Fin du papier, usage élargi au dimanche, possibilité de faire des dons… La ministre déléguée chargée du Commerce, Véronique Louwagie avait promis de s’atteler à la réforme des titres-restaurant dès son entrée en fonction en décembre 2024. C’est chose faite.
À l’occasion d’une conférence de presse qui s’est tenue ce jeudi 26 juin à Bercy, la ministre a présenté, en détail les différents axes de cette réforme pour qui vise à simplifier, à moderniser et à sécuriser le titre-restaurant et ce, de manière pérenne. En d’autres termes, fini les votes en urgence tous les ans pour décider de la prolongation du dispositif. «Les titres-restaurant, qui représentent 10 milliards de dépenses chaque année, ont été créés en 1967. La réforme était nécessaire», indique la ministre, qui engage un chantier profond, issu du fruit de concertations menées avec les différentes parties prenantes (consommateurs, commerçants, restaurateurs, émetteurs…).
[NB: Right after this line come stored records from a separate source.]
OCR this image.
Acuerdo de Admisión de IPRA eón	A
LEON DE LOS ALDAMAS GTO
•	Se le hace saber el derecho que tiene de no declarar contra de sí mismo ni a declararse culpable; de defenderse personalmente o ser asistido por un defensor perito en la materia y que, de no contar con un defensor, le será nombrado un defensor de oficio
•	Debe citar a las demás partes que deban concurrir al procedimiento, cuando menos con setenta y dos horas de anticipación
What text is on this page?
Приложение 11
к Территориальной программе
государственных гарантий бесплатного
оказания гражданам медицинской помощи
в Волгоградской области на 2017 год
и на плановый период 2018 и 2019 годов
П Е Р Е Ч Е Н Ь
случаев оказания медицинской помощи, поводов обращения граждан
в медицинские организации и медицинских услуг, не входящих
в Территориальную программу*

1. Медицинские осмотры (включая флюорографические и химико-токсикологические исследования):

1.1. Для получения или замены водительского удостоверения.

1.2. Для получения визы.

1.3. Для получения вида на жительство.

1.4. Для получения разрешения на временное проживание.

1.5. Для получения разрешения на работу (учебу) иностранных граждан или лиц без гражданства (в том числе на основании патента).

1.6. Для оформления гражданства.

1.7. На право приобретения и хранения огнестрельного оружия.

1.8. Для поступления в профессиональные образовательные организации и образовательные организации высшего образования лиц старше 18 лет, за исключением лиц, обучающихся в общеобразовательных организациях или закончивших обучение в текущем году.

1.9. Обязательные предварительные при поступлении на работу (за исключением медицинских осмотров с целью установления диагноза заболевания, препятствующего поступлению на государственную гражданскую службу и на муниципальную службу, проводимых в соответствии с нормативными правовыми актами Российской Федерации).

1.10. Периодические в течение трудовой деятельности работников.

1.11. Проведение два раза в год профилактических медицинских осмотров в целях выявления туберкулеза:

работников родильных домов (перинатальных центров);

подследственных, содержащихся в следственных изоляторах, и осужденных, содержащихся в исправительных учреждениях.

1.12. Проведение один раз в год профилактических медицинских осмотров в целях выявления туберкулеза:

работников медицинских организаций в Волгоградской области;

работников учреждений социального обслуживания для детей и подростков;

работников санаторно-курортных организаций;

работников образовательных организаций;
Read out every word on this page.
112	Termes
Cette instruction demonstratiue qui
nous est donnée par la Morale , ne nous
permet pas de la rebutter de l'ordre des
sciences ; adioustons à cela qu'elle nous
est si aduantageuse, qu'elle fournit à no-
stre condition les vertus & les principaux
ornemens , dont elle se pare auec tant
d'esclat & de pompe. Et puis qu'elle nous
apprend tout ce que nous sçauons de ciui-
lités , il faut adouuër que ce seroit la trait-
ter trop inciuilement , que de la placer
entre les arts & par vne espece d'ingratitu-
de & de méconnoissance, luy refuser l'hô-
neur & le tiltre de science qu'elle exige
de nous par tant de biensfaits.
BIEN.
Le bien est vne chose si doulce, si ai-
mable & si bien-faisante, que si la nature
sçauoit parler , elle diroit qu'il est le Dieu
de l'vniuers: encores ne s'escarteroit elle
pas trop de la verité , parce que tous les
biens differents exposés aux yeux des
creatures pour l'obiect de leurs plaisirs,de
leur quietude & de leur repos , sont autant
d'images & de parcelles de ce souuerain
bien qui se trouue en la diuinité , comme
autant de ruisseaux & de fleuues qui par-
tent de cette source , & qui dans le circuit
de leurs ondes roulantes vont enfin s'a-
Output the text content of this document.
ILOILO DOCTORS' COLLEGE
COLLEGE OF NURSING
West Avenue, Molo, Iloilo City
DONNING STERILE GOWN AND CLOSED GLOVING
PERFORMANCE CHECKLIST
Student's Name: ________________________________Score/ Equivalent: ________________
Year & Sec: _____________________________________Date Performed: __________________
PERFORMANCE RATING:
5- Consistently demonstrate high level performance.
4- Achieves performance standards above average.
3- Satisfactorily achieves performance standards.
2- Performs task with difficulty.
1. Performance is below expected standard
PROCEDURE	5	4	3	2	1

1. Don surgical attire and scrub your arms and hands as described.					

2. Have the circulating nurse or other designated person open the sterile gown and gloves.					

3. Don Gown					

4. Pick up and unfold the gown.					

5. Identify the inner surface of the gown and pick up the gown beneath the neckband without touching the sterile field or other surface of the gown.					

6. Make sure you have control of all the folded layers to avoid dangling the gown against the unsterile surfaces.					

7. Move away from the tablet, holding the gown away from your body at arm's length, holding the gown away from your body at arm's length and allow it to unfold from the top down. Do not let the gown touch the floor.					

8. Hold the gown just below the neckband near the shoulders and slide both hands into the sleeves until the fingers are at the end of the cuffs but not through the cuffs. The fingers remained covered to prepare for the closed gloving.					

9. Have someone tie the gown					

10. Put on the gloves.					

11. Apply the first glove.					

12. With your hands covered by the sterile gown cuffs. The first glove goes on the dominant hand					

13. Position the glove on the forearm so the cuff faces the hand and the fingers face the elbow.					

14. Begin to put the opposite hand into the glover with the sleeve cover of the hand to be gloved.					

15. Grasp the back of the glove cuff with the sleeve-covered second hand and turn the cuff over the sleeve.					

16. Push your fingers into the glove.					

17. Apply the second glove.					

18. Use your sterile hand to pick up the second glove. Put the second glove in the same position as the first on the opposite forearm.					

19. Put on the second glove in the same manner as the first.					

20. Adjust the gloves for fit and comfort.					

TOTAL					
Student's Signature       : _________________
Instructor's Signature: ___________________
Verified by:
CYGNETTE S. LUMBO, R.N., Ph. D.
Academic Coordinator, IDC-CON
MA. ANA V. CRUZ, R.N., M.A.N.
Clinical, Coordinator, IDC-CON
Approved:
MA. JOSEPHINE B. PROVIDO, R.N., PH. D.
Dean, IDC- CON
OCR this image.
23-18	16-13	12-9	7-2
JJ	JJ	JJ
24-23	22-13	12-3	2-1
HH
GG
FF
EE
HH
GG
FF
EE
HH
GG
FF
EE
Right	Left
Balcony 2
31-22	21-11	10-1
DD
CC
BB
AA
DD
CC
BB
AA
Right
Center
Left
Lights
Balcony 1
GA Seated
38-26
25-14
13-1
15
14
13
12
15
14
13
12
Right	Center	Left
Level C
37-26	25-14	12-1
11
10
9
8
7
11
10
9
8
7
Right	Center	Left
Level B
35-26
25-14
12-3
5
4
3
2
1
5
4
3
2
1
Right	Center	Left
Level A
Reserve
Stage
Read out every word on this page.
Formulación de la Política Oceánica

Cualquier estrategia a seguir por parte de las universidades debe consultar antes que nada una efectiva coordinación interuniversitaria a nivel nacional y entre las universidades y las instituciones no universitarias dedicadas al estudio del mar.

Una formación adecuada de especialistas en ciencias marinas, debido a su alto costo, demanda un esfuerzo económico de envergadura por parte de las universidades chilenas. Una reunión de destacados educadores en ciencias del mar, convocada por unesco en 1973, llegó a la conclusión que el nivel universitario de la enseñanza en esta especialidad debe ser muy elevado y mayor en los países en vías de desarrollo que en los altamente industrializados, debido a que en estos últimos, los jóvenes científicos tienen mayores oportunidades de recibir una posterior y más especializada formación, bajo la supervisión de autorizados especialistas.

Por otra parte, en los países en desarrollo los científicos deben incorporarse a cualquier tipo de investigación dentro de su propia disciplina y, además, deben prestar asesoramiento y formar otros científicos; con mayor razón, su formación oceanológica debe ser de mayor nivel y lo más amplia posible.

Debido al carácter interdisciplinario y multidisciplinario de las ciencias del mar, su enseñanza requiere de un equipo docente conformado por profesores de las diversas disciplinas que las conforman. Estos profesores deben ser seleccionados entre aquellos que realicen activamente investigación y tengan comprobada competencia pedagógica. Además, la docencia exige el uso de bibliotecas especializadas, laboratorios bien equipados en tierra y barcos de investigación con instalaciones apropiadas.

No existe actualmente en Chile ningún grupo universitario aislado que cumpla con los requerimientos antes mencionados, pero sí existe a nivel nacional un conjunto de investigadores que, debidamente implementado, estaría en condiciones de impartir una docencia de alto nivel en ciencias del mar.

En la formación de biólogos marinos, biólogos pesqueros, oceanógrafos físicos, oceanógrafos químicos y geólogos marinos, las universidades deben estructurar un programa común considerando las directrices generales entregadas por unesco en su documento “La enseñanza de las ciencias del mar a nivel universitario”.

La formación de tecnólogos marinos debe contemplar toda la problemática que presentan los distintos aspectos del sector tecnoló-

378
Adieu les règles absurdes et les limites kafkaïennes. Les 5,5 millions de salariés bénéficiaires pourront utiliser leurs titres-restaurant le dimanche, et partout en France. Jusqu’à présent, vous pouviez uniquement les utiliser dans les commerces de votre département ou ceux limitrophes. Il sera également possible de s’en servir pour l’achat de toutes les denrées alimentaires (sauf l’alcool, l'alimentation infantile ou pour animaux…) dans les magasins de distribution alimentaire. De quoi satisfaire une large majorité des consommateurs. Selon le baromètre 2025 d’Openeat, 86% d’entre eux sont favorables à leur utilisation les dimanches et 80% à la prolongation de leur usage en grande distribution. En revanche, il sera interdit d’y avoir recours pour les jours fériés. Et pour inciter à la consommation, il ne sera plus possible de prolonger leur validité au-delà d'un an.
Le double plafond enterré
Concernant les 10 millions d’euros perdus avec des titres non utilisés ? Jusqu’ici, c’était aux oubliettes. Demain, ce sera reversé à un fonds d’aide alimentaire, «Mieux manger pour tous». Et pour les consommateurs les plus généreux, il sera dorénavant possible de faire des dons associatifs.
Si les distributeurs alimentaires se réjouissent, il y en a qui font la grimace. Ce sont les restaurateurs qui y voient un manque à gagner d’un milliard d’euros sur deux ans pour leur profession. Ils craignent que les salariés préfèrent remplir leur chariot plutôt que de venir s’asseoir à leurs tables. La ministre rétorque que «les Français pourront aller au restaurant le dimanche grâce à cette réforme». En revanche, elle balaie l’idée de créer un double plafond pour l'utilisation des titres en grande distribution et chez les restaurateurs. «Cette réforme est équilibrée pour toutes les parties prenantes», estime Véronique Louwagie.
Un vote attendu entre l’automne 2025 et le printemps 2026
Alors que la version papier représente aujourd’hui encore 25% du marché (320 millions de titres papier sont émis chaque année), la dématérialisation de ces derniers sera obligatoire à partir du 1er mars 2027. De quoi offrir davantage de praticité aux consommateurs qui pourront désormais payer leurs dépenses de repas au centime près !
Mais patience, vous ne pourrez pas profiter de ces nouvelles libertés tout de suite. La réforme sera soumise au vote des parlementaires et des sénateurs entre l’automne 2025 et le printemps 2026, pour une entrée en vigueur, au plus tard le 1er mars 2027.